Questions of mortality are, nonetheless, everpresent in my awareness since the home invasion where my cameras were stolen less than a month ago.

It was not only the cameras. A DVD player, cash (removed from a change purse which was not taken) a tub of tobacco, a box of tubes, the roller, my bic lighter, some pills and an old bottle of methadone which I’d found in Marlon’s room after he left and which I had stashed in a drawer because I didn’t know what to do with them, a new box of Blondissima hair bleach, and some groceries: an economy sized jar of instant coffee, a large jar of mayonnaise and two packages of wieners out of the fridge freezer. This seemed to me fairly conclusive evidence that this was done by addicts living on an edge of economic and psychic reality more desperate than my own.

I called Richard and Ang who came right away — Ang got here first and Richard got a speeding ticket and arrived at approximately the same time as the police.

The police took what information I could provide at the time — and it was only later in the day, around supper time, when I discovered the slit in the screen of the door because Fiddy wanted to be let in and had clawed at the screen making the separation obvious in the light.

That was when I felt the chill of realization that my intruders were in possession of a strong, sharp blade. And the vulnerability of that lifeline artery, the obvious place to slit to silence a person who has awakened and might scream or call for help.

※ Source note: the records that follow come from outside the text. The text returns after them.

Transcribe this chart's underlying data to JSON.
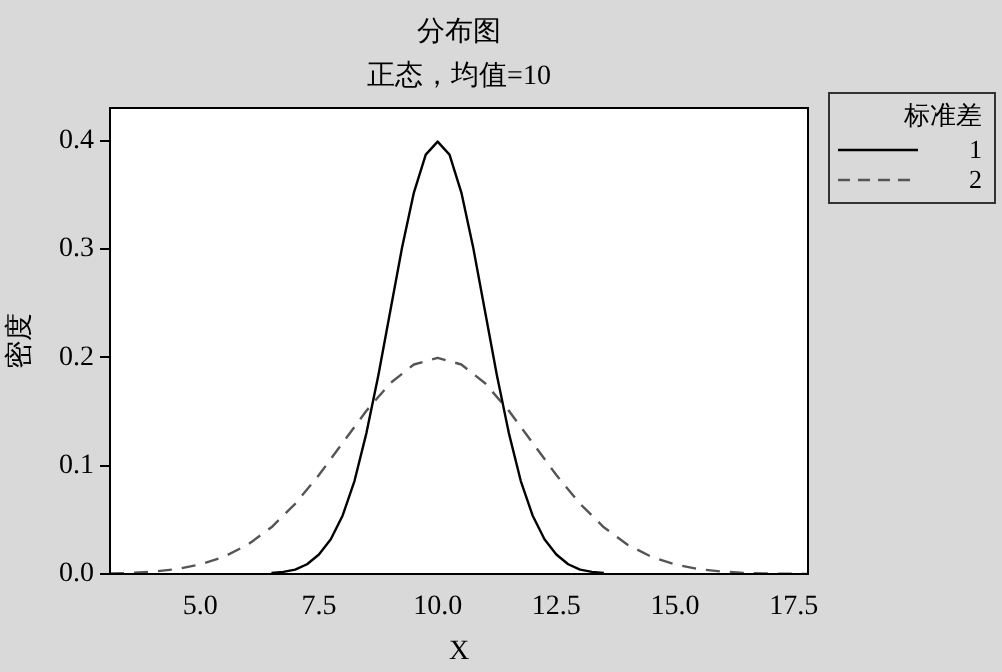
{
  "chart_data": {
    "type": "line",
    "title": "分布图",
    "subtitle": "正态，均值=10",
    "xlabel": "X",
    "ylabel": "密度",
    "legend_title": "标准差",
    "xlim": [
      3.1,
      17.8
    ],
    "xticks": [
      {
        "value": 5,
        "label": "5.0"
      },
      {
        "value": 7.5,
        "label": "7.5"
      },
      {
        "value": 10,
        "label": "10.0"
      },
      {
        "value": 12.5,
        "label": "12.5"
      },
      {
        "value": 15,
        "label": "15.0"
      },
      {
        "value": 17.5,
        "label": "17.5"
      }
    ],
    "ylim": [
      0,
      0.43
    ],
    "yticks": [
      {
        "value": 0,
        "label": "0.0"
      },
      {
        "value": 0.1,
        "label": "0.1"
      },
      {
        "value": 0.2,
        "label": "0.2"
      },
      {
        "value": 0.3,
        "label": "0.3"
      },
      {
        "value": 0.4,
        "label": "0.4"
      }
    ],
    "grid": false,
    "legend": "top right",
    "marker": "none",
    "series": [
      {
        "name": "1",
        "color": "#000000",
        "line_style": "solid",
        "x": [
          6.5,
          6.75,
          7,
          7.25,
          7.5,
          7.75,
          8,
          8.25,
          8.5,
          8.75,
          9,
          9.25,
          9.5,
          9.75,
          10,
          10.25,
          10.5,
          10.75,
          11,
          11.25,
          11.5,
          11.75,
          12,
          12.25,
          12.5,
          12.75,
          13,
          13.25,
          13.5
        ],
        "values": [
          0.001,
          0.002,
          0.004,
          0.009,
          0.018,
          0.032,
          0.054,
          0.086,
          0.13,
          0.183,
          0.242,
          0.301,
          0.352,
          0.387,
          0.399,
          0.387,
          0.352,
          0.301,
          0.242,
          0.183,
          0.13,
          0.086,
          0.054,
          0.032,
          0.018,
          0.009,
          0.004,
          0.002,
          0.001
        ]
      },
      {
        "name": "2",
        "color": "#555555",
        "line_style": "dashed",
        "x": [
          3.1,
          3.5,
          4,
          4.5,
          5,
          5.5,
          6,
          6.5,
          7,
          7.5,
          8,
          8.5,
          9,
          9.5,
          10,
          10.5,
          11,
          11.5,
          12,
          12.5,
          13,
          13.5,
          14,
          14.5,
          15,
          15.5,
          16,
          16.5,
          17,
          17.5,
          17.8
        ],
        "values": [
          0.0005,
          0.0009,
          0.0022,
          0.0045,
          0.0088,
          0.0159,
          0.027,
          0.0431,
          0.0648,
          0.0913,
          0.121,
          0.1506,
          0.176,
          0.1933,
          0.1995,
          0.1933,
          0.176,
          0.1506,
          0.121,
          0.0913,
          0.0648,
          0.0431,
          0.027,
          0.0159,
          0.0088,
          0.0045,
          0.0022,
          0.0009,
          0.0004,
          0.0002,
          0.0001
        ]
      }
    ]
  }
}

I made a screen grab and posted it and I received supportive messages from friends on Flickr who grasped immediately that the loss of stuff was secondary to the fact I was physically unharmed. Apart from Ang and Rick, and Barry who immediately fixed and reinforced the screen the response from those I know in town has been much more ho-hum. People are concerned with securing their own survival in this dangerous crime-infested town and there is an undertone that I have somehow brought this on myself by living where I live, how I live. I have survived so many catastrophes over the years that it is almost expected — catastrophe will come and I will survive.

The loss of the cameras has proven to be not as terrible as I thought. I can get access to cameras — I just have to plan and plot the images I want to make.

We all have flesh and bones and vulnerable places where a swift slice can stop us between heartbeats. Including the critters who invaded my home and stole my stuff.

77 of 365/2- I dyed my hair… as usual
hair loss pill

Image by Pahz
I’ve been dying my hair for so long, I don’t recall my natural hair color. I know it was in the brown-ish, red-ish range, but now it’s mostly grey. Maybe 50, 60 % grey. At least. But of course, it isn’t GREY, it’s actually silver so it shines and draws attention to itself.

I can’t control the blood pressure pills I have to take (hereditary blood pressure, thanks, Dad!), the fact I had to have my knee replaced before 40, my hearing loss, or even the fibromyalgia… but I can damn well control the grey. And I do. Every four weeks with a six dollar bottle of Natural Instincts. (I used to go more natural, then burgundy-black. But I can’t find it anymore and now I go all-black).


Hair Loss Black Book

Speak Your Mind

Tell us what you're thinking...
and oh, if you want a pic to show with your comment, go get a gravatar!